Sejake returned to Africa as political commissar in the ANC training camp in Morogoro, Tanzania. He was convinced of the central role of the organised working class in the liberation of South Africa, and insisted their priority should be to send trained activists back to organise militant trade unions to bring down the regime. Such views led to a clash with the more conservative exiled leadership which prioritised the armed struggle and appeals to the United Nations.

Sejake was removed from his post. The President, Julius Nyerere, ordered his expulsion from Tanzania, a decision probably influenced by Mr Sejake’s involvement in a Marxist circle at Dar es Salaam University which was critical of Nyerere’s "Ujaama", or African Socialism. Participants included Zanzibarian A. M. Babu, later jailed by Nyerere, and Walter Rodney, author of the influential How Europe Underdeveloped Africa, and assassinated by the CIA in Guyana in the 1970s.

Exiled to Zambia, Sejake worked with the South African Pan-Africanist Congress (PAC), and travelled to China and Albania, seeking support for the organisation, before being deported to Egypt, where he lived in poverty while appealing for political asylum in Europe. In these difficult times, he was greatly heartened by the uprising of the South African school students in Soweto, 1976 and by the rapid growth of the independent trade unions.

In the late 1970s, Sejake was offered asylum in three European countries and chose Ireland, remembering that his sister worked for an Irish family as a domestic servant. They treated her well and he was impressed when they told her Ireland was a country oppressed by the British Empire!

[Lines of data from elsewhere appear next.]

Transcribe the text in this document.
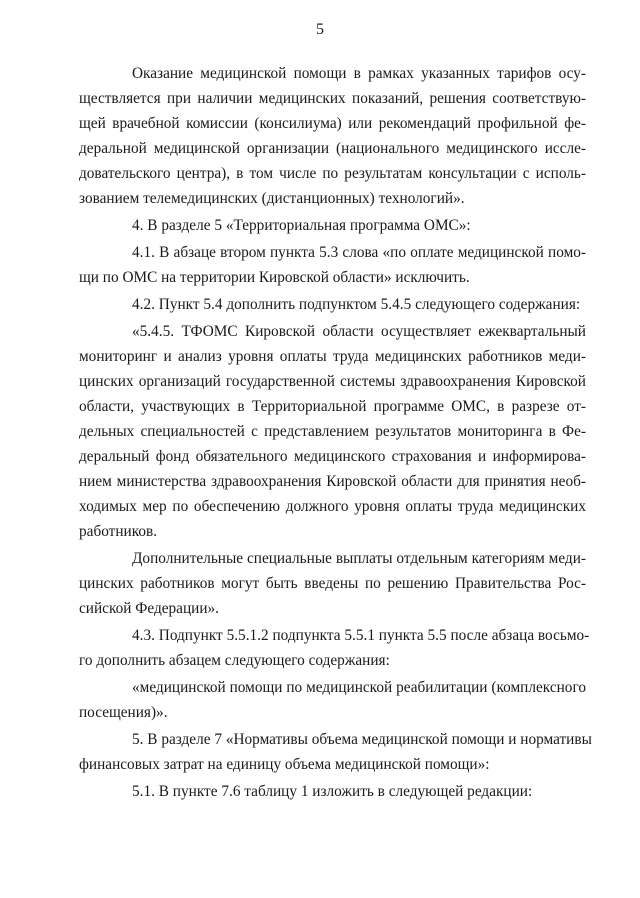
5
Оказание медицинской помощи в рамках указанных тарифов осу-
ществляется при наличии медицинских показаний, решения соответствую-
щей врачебной комиссии (консилиума) или рекомендаций профильной фе-
деральной медицинской организации (национального медицинского иссле-
довательского центра), в том числе по результатам консультации с исполь-
зованием телемедицинских (дистанционных) технологий».
4. В разделе 5 «Территориальная программа ОМС»:
4.1. В абзаце втором пункта 5.3 слова «по оплате медицинской помо-
щи по ОМС на территории Кировской области» исключить.
4.2. Пункт 5.4 дополнить подпунктом 5.4.5 следующего содержания:
«5.4.5. ТФОМС Кировской области осуществляет ежеквартальный
мониторинг и анализ уровня оплаты труда медицинских работников меди-
цинских организаций государственной системы здравоохранения Кировской
области, участвующих в Территориальной программе ОМС, в разрезе от-
дельных специальностей с представлением результатов мониторинга в Фе-
деральный фонд обязательного медицинского страхования и информирова-
нием министерства здравоохранения Кировской области для принятия необ-
ходимых мер по обеспечению должного уровня оплаты труда медицинских
работников.
Дополнительные специальные выплаты отдельным категориям меди-
цинских работников могут быть введены по решению Правительства Рос-
сийской Федерации».
4.3. Подпункт 5.5.1.2 подпункта 5.5.1 пункта 5.5 после абзаца восьмо-
го дополнить абзацем следующего содержания:
«медицинской помощи по медицинской реабилитации (комплексного
посещения)».
5. В разделе 7 «Нормативы объема медицинской помощи и нормативы
финансовых затрат на единицу объема медицинской помощи»:
5.1. В пункте 7.6 таблицу 1 изложить в следующей редакции:
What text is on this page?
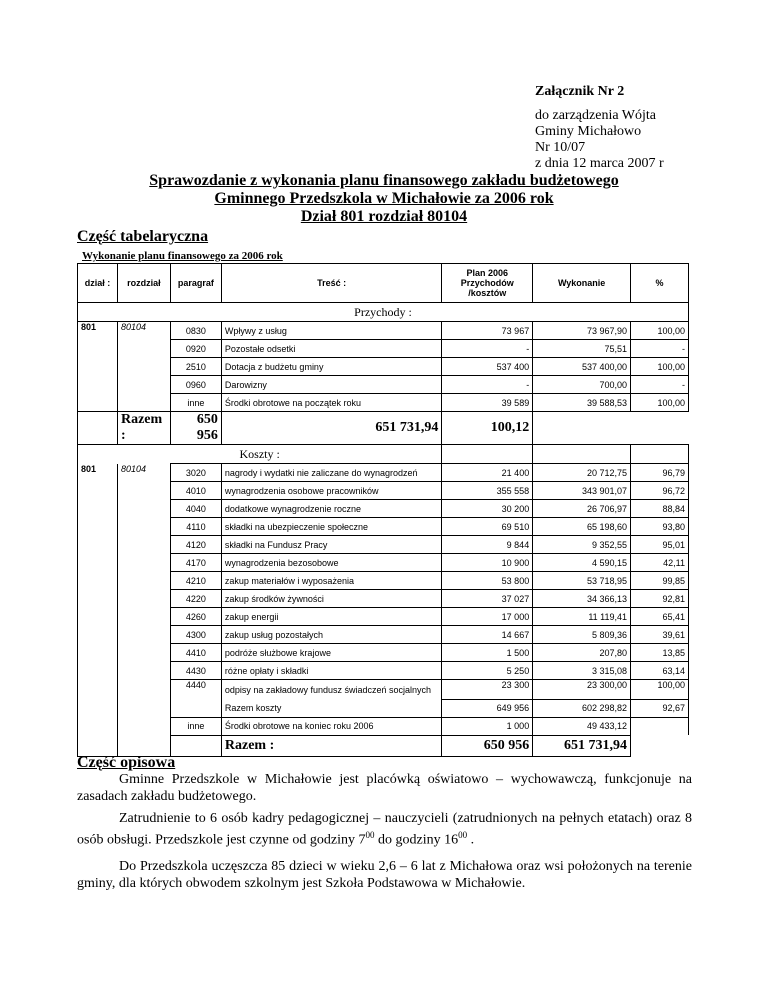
Załącznik Nr 2
do zarządzenia Wójta
Gminy Michałowo
Nr 10/07
z dnia 12 marca 2007 r
Sprawozdanie z wykonania planu finansowego zakładu budżetowego
Gminnego Przedszkola w Michałowie za 2006 rok
Dział 801 rozdział 80104
Część tabelaryczna
Wykonanie planu finansowego za 2006 rok
dział :	rozdział	paragraf	Treść :	Plan 2006 Przychodów /kosztów	Wykonanie	%
Przychody :						
801	80104	0830	Wpływy z usług	73 967	73 967,90	100,00
		0920	Pozostałe odsetki	-	75,51	-
		2510	Dotacja z budżetu gminy	537 400	537 400,00	100,00
		0960	Darowizny	-	700,00	-
		inne	Środki obrotowe na początek roku	39 589	39 588,53	100,00
	Razem :	650 956	651 731,94	100,12		
Koszty :						
801	80104	3020	nagrody i wydatki nie zaliczane do wynagrodzeń	21 400	20 712,75	96,79
		4010	wynagrodzenia osobowe pracowników	355 558	343 901,07	96,72
		4040	dodatkowe wynagrodzenie roczne	30 200	26 706,97	88,84
		4110	składki na ubezpieczenie społeczne	69 510	65 198,60	93,80
		4120	składki na Fundusz Pracy	9 844	9 352,55	95,01
		4170	wynagrodzenia bezosobowe	10 900	4 590,15	42,11
		4210	zakup materiałów i wyposażenia	53 800	53 718,95	99,85
		4220	zakup środków żywności	37 027	34 366,13	92,81
		4260	zakup energii	17 000	11 119,41	65,41
		4300	zakup usług pozostałych	14 667	5 809,36	39,61
		4410	podróże służbowe krajowe	1 500	207,80	13,85
		4430	różne opłaty i składki	5 250	3 315,08	63,14
		4440	odpisy na zakładowy fundusz świadczeń socjalnych	23 300	23 300,00	100,00
			Razem koszty	649 956	602 298,82	92,67
		inne	Środki obrotowe na koniec roku 2006	1 000	49 433,12	
			Razem :	650 956	651 731,94	
Część opisowa
Gminne Przedszkole w Michałowie jest placówką oświatowo – wychowawczą, funkcjonuje na zasadach zakładu budżetowego.
Zatrudnienie to 6 osób kadry pedagogicznej – nauczycieli (zatrudnionych na pełnych etatach) oraz 8 osób obsługi. Przedszkole jest czynne od godziny $7^{00}$ do godziny $16^{00}$ .
Do Przedszkola uczęszcza 85 dzieci w wieku 2,6 – 6 lat z Michałowa oraz wsi położonych na terenie gminy, dla których obwodem szkolnym jest Szkoła Podstawowa w Michałowie.
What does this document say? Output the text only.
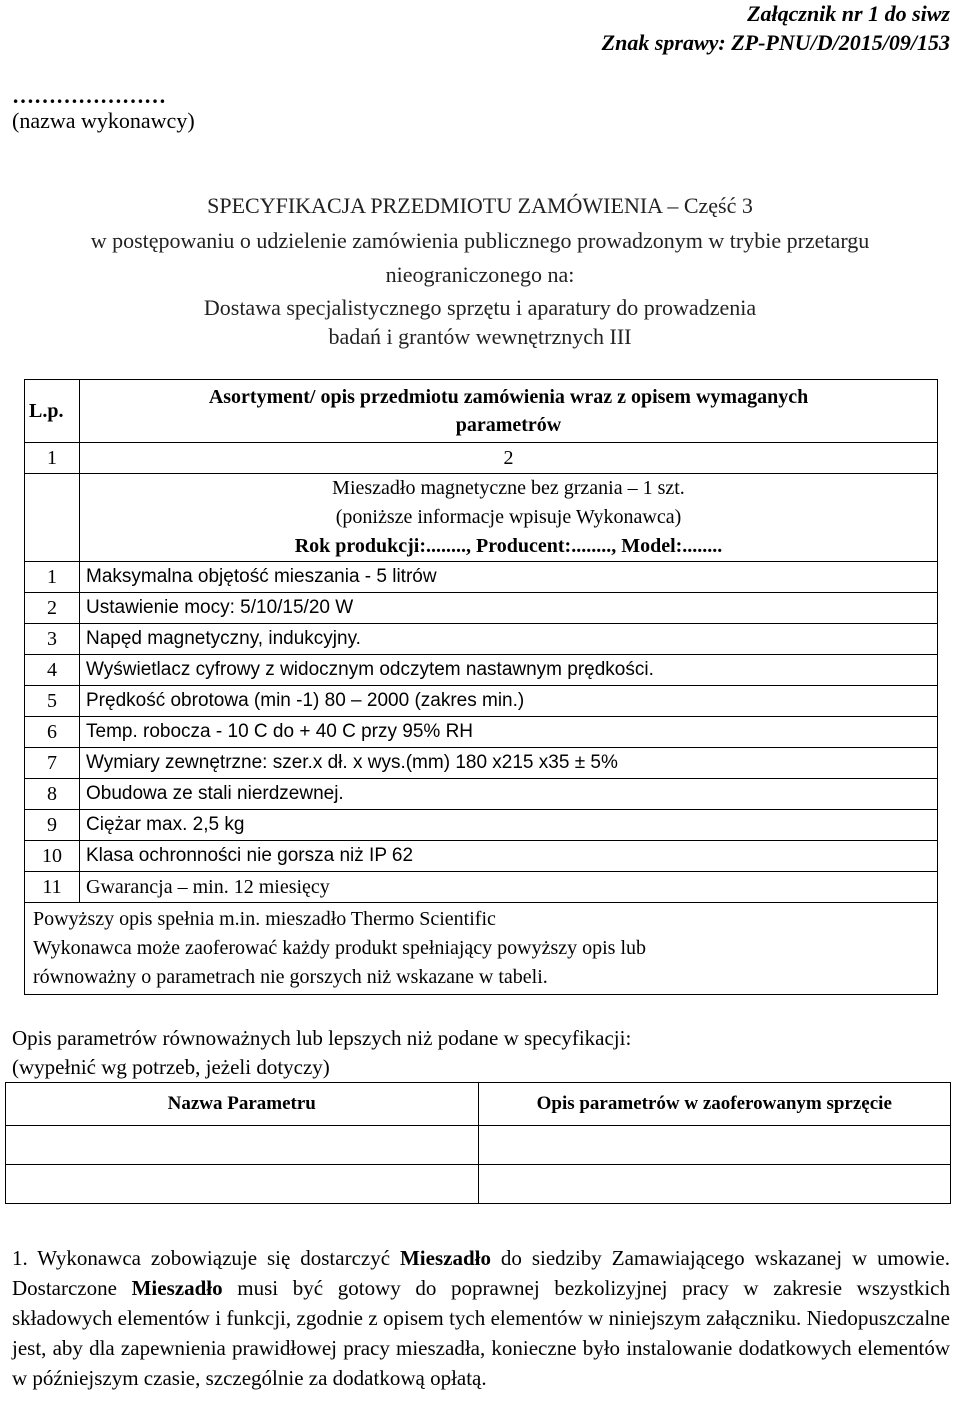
Załącznik nr 1 do siwz
Znak sprawy: ZP-PNU/D/2015/09/153
…………………
(nazwa wykonawcy)
SPECYFIKACJA PRZEDMIOTU ZAMÓWIENIA – Część 3
w postępowaniu o udzielenie zamówienia publicznego prowadzonym w trybie przetargu
nieograniczonego na:
Dostawa specjalistycznego sprzętu i aparatury do prowadzenia
badań i grantów wewnętrznych III
L.p.	Asortyment/ opis przedmiotu zamówienia wraz z opisem wymaganych
parametrów

1	2

	Mieszadło magnetyczne bez grzania – 1 szt.
(poniższe informacje wpisuje Wykonawca)
Rok produkcji:........, Producent:........, Model:........

1	Maksymalna objętość mieszania - 5 litrów
2	Ustawienie mocy: 5/10/15/20 W
3	Napęd magnetyczny, indukcyjny.
4	Wyświetlacz cyfrowy z widocznym odczytem nastawnym prędkości.
5	Prędkość obrotowa (min -1) 80 – 2000 (zakres min.)
6	Temp. robocza - 10 C do + 40 C przy 95% RH
7	Wymiary zewnętrzne: szer.x dł. x wys.(mm) 180 x215 x35 ± 5%
8	Obudowa ze stali nierdzewnej.
9	Ciężar max. 2,5 kg
10	Klasa ochronności nie gorsza niż IP 62
11	Gwarancja – min. 12 miesięcy

Powyższy opis spełnia m.in. mieszadło Thermo Scientific
Wykonawca może zaoferować każdy produkt spełniający powyższy opis lub
równoważny o parametrach nie gorszych niż wskazane w tabeli.	
Opis parametrów równoważnych lub lepszych niż podane w specyfikacji:
(wypełnić wg potrzeb, jeżeli dotyczy)
Nazwa Parametru	Opis parametrów w zaoferowanym sprzęcie

1. Wykonawca zobowiązuje się dostarczyć Mieszadło do siedziby Zamawiającego wskazanej w umowie. Dostarczone Mieszadło musi być gotowy do poprawnej bezkolizyjnej pracy w zakresie wszystkich składowych elementów i funkcji, zgodnie z opisem tych elementów w niniejszym załączniku. Niedopuszczalne jest, aby dla zapewnienia prawidłowej pracy mieszadła, konieczne było instalowanie dodatkowych elementów w późniejszym czasie, szczególnie za dodatkową opłatą.
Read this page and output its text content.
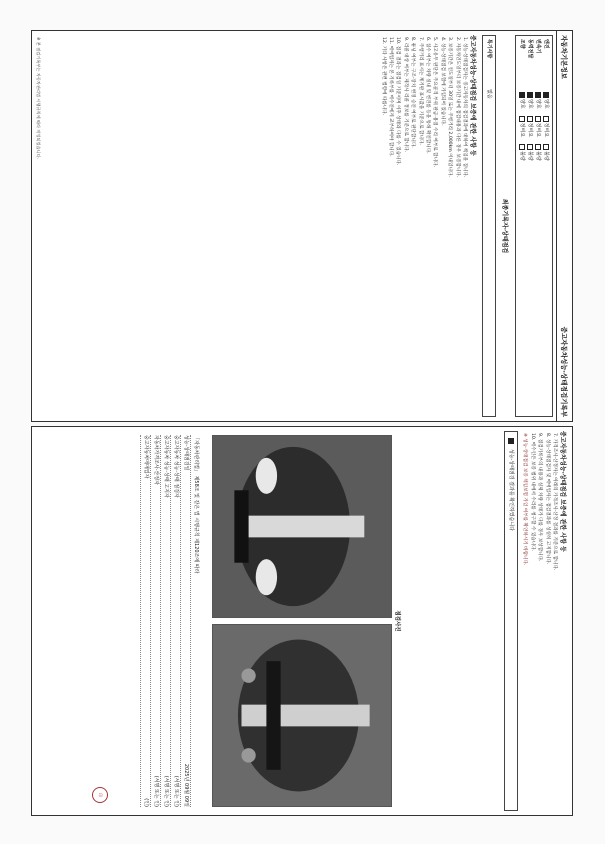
자동차기본정보
중고자동차성능·상태점검기록부
엔진
양호
정비요
불량
변속기
양호
정비요
불량
동력전달
양호
정비요
불량
조향
양호
정비요
불량
최종기록자·상태점검
특기사항
없음
중고자동차성능·상태점검 보증에 관한 사항 등

1. 성능·상태점검자는 중고자동차의 점검결과에 대하여 책임을 집니다.

2. 자동차인도일부터 보증기간 내에 점검내용과 다른 경우 보증합니다.

3. 보증기간은 인도일부터 30일 또는 주행거리 2,000km 이내입니다.

4. 성능·상태점검 보험에 가입되어 있습니다.

5. 사고유무 판단은 주요골격 부위 판금·용접 수리 여부로 합니다.

6. 침수 여부는 차량 실내 및 엔진룸 등을 통해 확인합니다.

7. 주행거리 표시는 계기판 표시값을 기준으로 합니다.

8. 튜닝 여부는 구조·장치 변경 승인 여부로 판단합니다.

9. 리콜 대상 여부는 제작사 리콜 정보를 기준으로 합니다.

10. 점검 결과는 점검일 기준이며 이후 상태와 다를 수 있습니다.

11. 매매업자는 본 기록부를 매수인에게 교부하여야 합니다.

12. 기타 사항은 관련 법령에 따릅니다.

※ 본 점검기록부는 자동차관리법 시행규칙에 따라 작성되었습니다.
중고자동차성능·상태점검 보증에 관한 사항 등

7. 가격조사·산정자는 아래의 가격조사·산정 결과를 기준으로 합니다.

8. 성능·상태점검자 및 매매업자는 점검결과를 성실히 고지합니다.

9. 점검기록부의 내용과 실제 차량 상태가 다를 경우 보상합니다.

10. 매수인은 보증 범위 내에서 수리를 청구할 수 있습니다.

※ 성능·상태점검 보증 책임보험 가입 여부를 확인하시기 바랍니다.

성능·상태점검 결과를 확인하였습니다
점검사진
「자동차관리법」 제58조 및 같은 법 시행규칙 제120조에 따라
성능·상태점검일
2025년 09월 09일
중고자동차 성능·상태 점검자
(서명 또는 인)
중고자동차 성능·상태 고지자
(서명 또는 인)
자동차가격조사·산정자
(서명 또는 인)
중고자동차매매업자
(인)
印
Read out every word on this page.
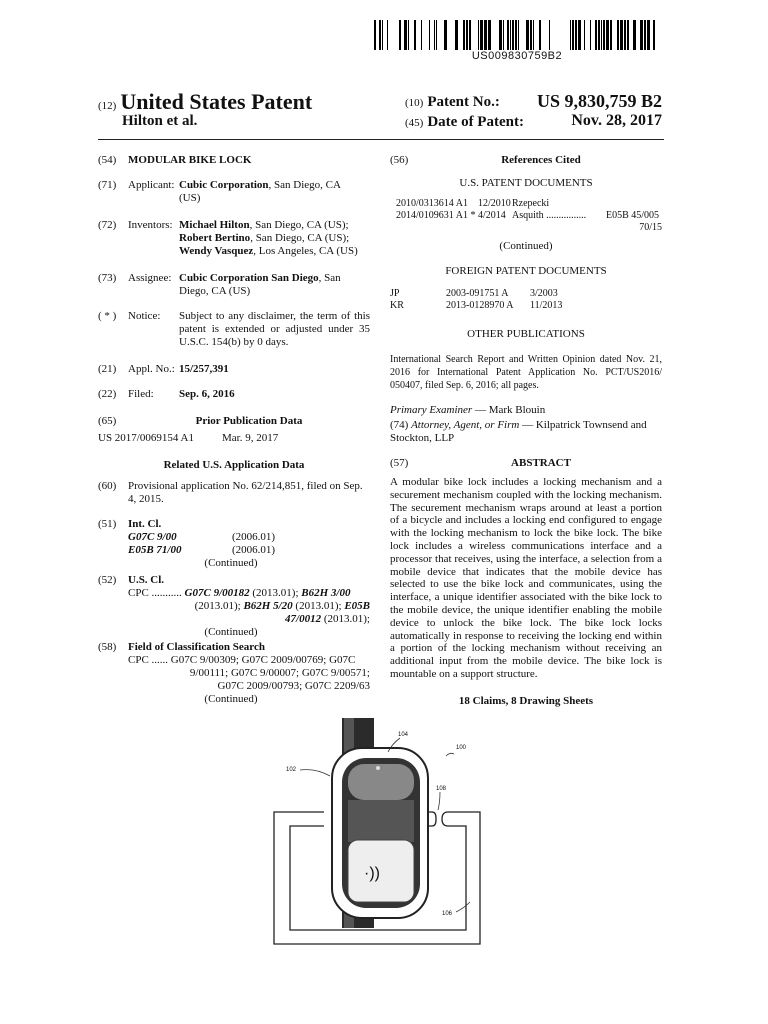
US009830759B2
(12) United States Patent
Hilton et al.
(10) Patent No.:	US 9,830,759 B2
(45) Date of Patent:	Nov. 28, 2017
(54)	MODULAR BIKE LOCK
(71)	Applicant: Cubic Corporation, San Diego, CA
(US)
(72)	Inventors: Michael Hilton, San Diego, CA (US);
Robert Bertino, San Diego, CA (US);
Wendy Vasquez, Los Angeles, CA (US)
(73)	Assignee: Cubic Corporation San Diego, San
Diego, CA (US)
( * )	Notice:	Subject to any disclaimer, the term of this patent is extended or adjusted under 35 U.S.C. 154(b) by 0 days.
(21)	Appl. No.: 15/257,391
(22)	Filed:	Sep. 6, 2016
(65)	Prior Publication Data
US 2017/0069154 A1	Mar. 9, 2017
Related U.S. Application Data
(60)	Provisional application No. 62/214,851, filed on Sep. 4, 2015.
(51)	Int. Cl.
G07C 9/00	(2006.01)
E05B 71/00	(2006.01)
(Continued)
(52)	U.S. Cl.
CPC ........... G07C 9/00182 (2013.01); B62H 3/00
(2013.01); B62H 5/20 (2013.01); E05B
47/0012 (2013.01);
(Continued)
(58)	Field of Classification Search
CPC ...... G07C 9/00309; G07C 2009/00769; G07C
9/00111; G07C 9/00007; G07C 9/00571;
G07C 2009/00793; G07C 2209/63
(Continued)
(56)	References Cited
U.S. PATENT DOCUMENTS
2010/0313614 A1	12/2010 Rzepecki
2014/0109631 A1 * 4/2014 Asquith ................	E05B 45/005
70/15
(Continued)
FOREIGN PATENT DOCUMENTS
JP	2003-091751 A	3/2003
KR	2013-0128970 A	11/2013
OTHER PUBLICATIONS
International Search Report and Written Opinion dated Nov. 21, 2016 for International Patent Application No. PCT/US2016/ 050407, filed Sep. 6, 2016; all pages.
Primary Examiner — Mark Blouin
(74) Attorney, Agent, or Firm — Kilpatrick Townsend and Stockton, LLP
(57)	ABSTRACT
A modular bike lock includes a locking mechanism and a securement mechanism coupled with the locking mechanism. The securement mechanism wraps around at least a portion of a bicycle and includes a locking end configured to engage with the locking mechanism to lock the bike lock. The bike lock includes a wireless communications interface and a processor that receives, using the interface, a selection from a mobile device that indicates that the mobile device has selected to use the bike lock and communicates, using the interface, a unique identifier associated with the bike lock to the mobile device, the unique identifier enabling the mobile device to unlock the bike lock. The bike lock locks automatically in response to receiving the locking end within a portion of the locking mechanism without receiving an additional input from the mobile device. The bike lock is mountable on a support structure.
18 Claims, 8 Drawing Sheets
·))
104
100
102
108
106
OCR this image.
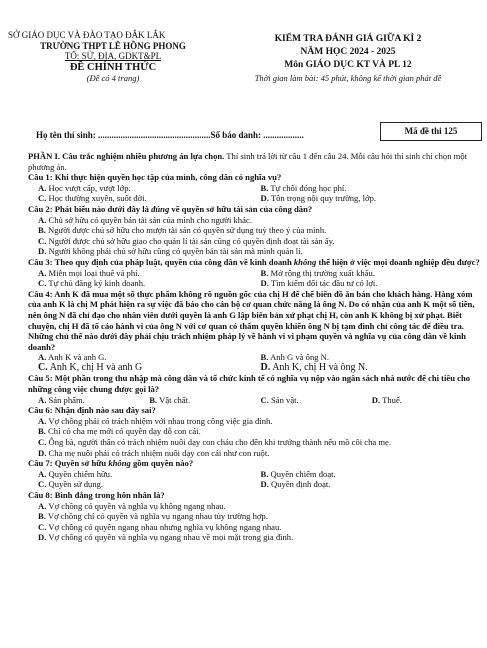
SỞ GIÁO DỤC VÀ ĐÀO TẠO ĐẮK LẮK
TRƯỜNG THPT LÊ HỒNG PHONG
TỔ: SỬ, ĐỊA, GDKT&PL
ĐỀ CHÍNH THỨC
(Đề có 4 trang)
KIỂM TRA ĐÁNH GIÁ GIỮA KÌ 2
NĂM HỌC 2024 - 2025
Môn GIÁO DỤC KT VÀ PL 12
Thời gian làm bài: 45 phút, không kể thời gian phát đề
Họ tên thí sinh: ..................................................Số báo danh: ..................	Mã đề thi 125

PHẦN I. Câu trắc nghiệm nhiều phương án lựa chọn. Thí sinh trả lời từ câu 1 đến câu 24. Mỗi câu hỏi thí sinh chỉ chọn một phương án.

Câu 1: Khi thực hiện quyền học tập của mình, công dân có nghĩa vụ?

A. Học vượt cấp, vượt lớp.	B. Tự chối đóng học phí.
C. Học thường xuyên, suốt đời.	D. Tôn trọng nội quy trường, lớp.

Câu 2: Phát biểu nào dưới đây là đúng về quyền sở hữu tài sản của công dân?

A. Chủ sở hữu có quyền bán tài sản của mình cho người khác.
B. Người được chủ sở hữu cho mượn tài sản có quyền sử dụng tuỳ theo ý của mình.
C. Người được chủ sở hữu giao cho quản lí tài sản cũng có quyền định đoạt tài sản ấy.
D. Người không phải chủ sở hữu cũng có quyền bán tài sản mà mình quản lí.

Câu 3: Theo quy định của pháp luật, quyền của công dân về kinh doanh không thể hiện ở việc mọi doanh nghiệp đều được?

A. Miễn mọi loại thuế vả phí.	B. Mở rộng thị trường xuất khẩu.
C. Tự chủ đăng ký kinh doanh.	D. Tìm kiếm đối tác đầu tư có lợi.

Câu 4: Anh K đã mua một số thực phẩm không rõ nguồn gốc của chị H để chế biến đồ ăn bán cho khách hàng. Hàng xóm của anh K là chị M phát hiện ra sự việc đã báo cho cán bộ cơ quan chức năng là ông N. Do có nhận của anh K một số tiền, nên ông N đã chỉ đạo cho nhân viên dưới quyền là anh G lập biên bản xử phạt chị H, còn anh K không bị xử phạt. Biết chuyện, chị H đã tố cáo hành vi của ông N với cơ quan có thẩm quyền khiến ông N bị tạm đình chỉ công tác để điều tra. Những chủ thể nào dưới đây phải chịu trách nhiệm pháp lý về hành vi vi phạm quyền và nghĩa vụ của công dân về kinh doanh?

A. Anh K và anh G.	B. Anh G và ông N.
C. Anh K, chị H và anh G	D. Anh K, chị H và ông N.

Câu 5: Một phần trong thu nhập mà công dân và tổ chức kinh tế có nghĩa vụ nộp vào ngân sách nhà nước để chi tiêu cho những công việc chung được gọi là?

A. Sản phẩm.	B. Vật chất.	C. Sản vật.	D. Thuế.

Câu 6: Nhận định nào sau đây sai?

A. Vợ chồng phải có trách nhiệm với nhau trong công việc gia đình.
B. Chỉ có cha mẹ mới có quyền dạy dỗ con cái.
C. Ông bà, người thân có trách nhiệm nuôi dạy con cháu cho đến khi trưởng thành nếu mồ côi cha mẹ.
D. Cha mẹ nuôi phải có trách nhiệm nuôi dạy con cái như con ruột.

Câu 7: Quyền sở hữu không gồm quyền nào?

A. Quyền chiếm hữu.	B. Quyền chiếm đoạt.
C. Quyền sử dụng.	D. Quyền định đoạt.

Câu 8: Bình đẳng trong hôn nhân là?

A. Vợ chồng có quyền và nghĩa vụ không ngang nhau.
B. Vợ chồng chỉ có quyền và nghĩa vụ ngang nhau tùy trường hợp.
C. Vợ chồng có quyền ngang nhau nhưng nghĩa vụ không ngang nhau.
D. Vợ chồng có quyền và nghĩa vụ ngang nhau về mọi mặt trong gia đình.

Living in the Red Cross Hostel in Ballsbridge, Sejake loved Ireland and never experienced racial abuse. He attended agms of the Irish Anti-Apartheid Movement but was disappointed to find no recognition of the now hugely significant independent unions. He found kindred thinkers in the Militant Tendency of the Labour Party [forerunners of the Socialist Party] which had direct links, through South African exiles, with these rapidly growing unions. A "retying of the knot", he would say, after 25 years in exile.

He devoted himself energetically to solidarity work with the struggle in South Africa, speaking at meetings the length and breadth of Ireland and Britain, taking particular pleasure in engaging with young people. He made speaking tours throughout Europe, the US and Brazil, and during the 1984/85 anti-apartheid strike at Dunnes Stores, was regularly found on the picket line.

In 1989 he spoke by phone to his wife and family with whom he had not been in contact for 30 years. The ANC was legalised, Mandela walked free, and the exiles returned, although his own return was delayed for months when he refused to complete the application for indemnity. He complained, "they are asking me which crimes I wish to be indemnified for!" Eventually he returned to South Africa in November 1991.

Reunited with his family, though 71 years of age, Sejake again threw himself into the struggle and was elected secretary of the Soweto ANC Veterans League and led delegations from Evaton to Pretoria to seek compensation for land seized during the 1950s. He also re-established links with the workers in heavy industry through the Metal and Allied Workers Union.

Although he voted for the ANC in the 1994 election, he insisted that the massive vote for the party would not be enough to transform life for the poor in South Africa. He remained a committed socialist and marxist, believing that only the overthrow of capitalist economic relations would end inequality and he was involved in campaigning for the Congress of South African Trade Unions to build a mass workers party.

Nimrod Sejake: born August 8th, 1920; died May 27th, 2004.